Even with an upcoming Senate impeachment trial and numerous Republican lawmakers more boldly criticizing him, Donald Trump is reportedly offering his help in getting Republicans control of the House.
Trump met with House Minority Leader Rep. Kevin McCarthy (R-California) at his Mar-a-Lago estate in Florida on Thursday to discuss the Republican Party’s chances at taking control of the House in next year’s midterm elections.
A readout about the meeting from Trump’s ‘Save America’ Political Action Committee described the meeting as “good and cordial” and also promised Trump will have a major role in the Republican Party’s immediate future.
“President Trump has agreed to work with Leader McCarthy on helping the Republican Party to become a majority in the House,” the Super PAC announced. “They worked very well together in the last election and picked up at least 15 seats when most predicted it would be the opposite.
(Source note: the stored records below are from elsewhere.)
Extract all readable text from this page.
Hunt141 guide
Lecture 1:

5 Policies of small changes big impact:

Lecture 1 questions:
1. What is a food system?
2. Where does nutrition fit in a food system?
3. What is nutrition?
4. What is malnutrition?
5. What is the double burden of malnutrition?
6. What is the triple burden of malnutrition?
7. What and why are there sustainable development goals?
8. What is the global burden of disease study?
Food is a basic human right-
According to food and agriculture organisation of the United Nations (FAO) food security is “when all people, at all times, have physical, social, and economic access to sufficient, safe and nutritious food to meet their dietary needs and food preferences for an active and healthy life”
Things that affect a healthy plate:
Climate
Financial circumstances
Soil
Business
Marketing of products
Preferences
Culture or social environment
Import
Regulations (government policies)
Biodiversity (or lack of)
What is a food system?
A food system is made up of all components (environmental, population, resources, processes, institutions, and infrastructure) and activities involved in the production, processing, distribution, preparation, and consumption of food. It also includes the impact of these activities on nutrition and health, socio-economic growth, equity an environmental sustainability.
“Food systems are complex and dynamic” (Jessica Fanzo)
They will do so again, and the work has already started.”
The PAC claimed Trump has never been more popular and an endorsement from the former president has never been more valuable, despite a Senate trial getting ready to kick off next month, and the House already voting to impeach him twice.
While McCarthy was not one of the 10 Republicans to break from his party and vote to impeach Trump, he has been one of many Republican lawmakers to say the former president bears some responsibility for the events at the US Capitol on January 6, which led to five deaths.
House members who did vote to impeach Trump have found themselves engaged in a civil war of sorts in the party ahead of the impeachment trial. Rep. Liz Cheney (R-Wyoming) was the most public vote against Trump, and she has now faced censure and numerous calls to resign or be primaried come reelection time.
Hundreds gathered outside the Capitol in Wyoming on Thursday to express displeasure with Cheney, chanting for her to “go home.”
Rep. Matt Gaetz (R-Florida) even made an appearance at the event and campaigned against his Republican colleague.
Republicans have remained fairly split in their public discourse about the upcoming Senate trial, with some like Sen. Rand Paul (R-Kentucky) blasting the effort and others like longtime Trump critic Mitt Romney (R-Utah) not giving any indication as to whether they will support the president or join the Democrats.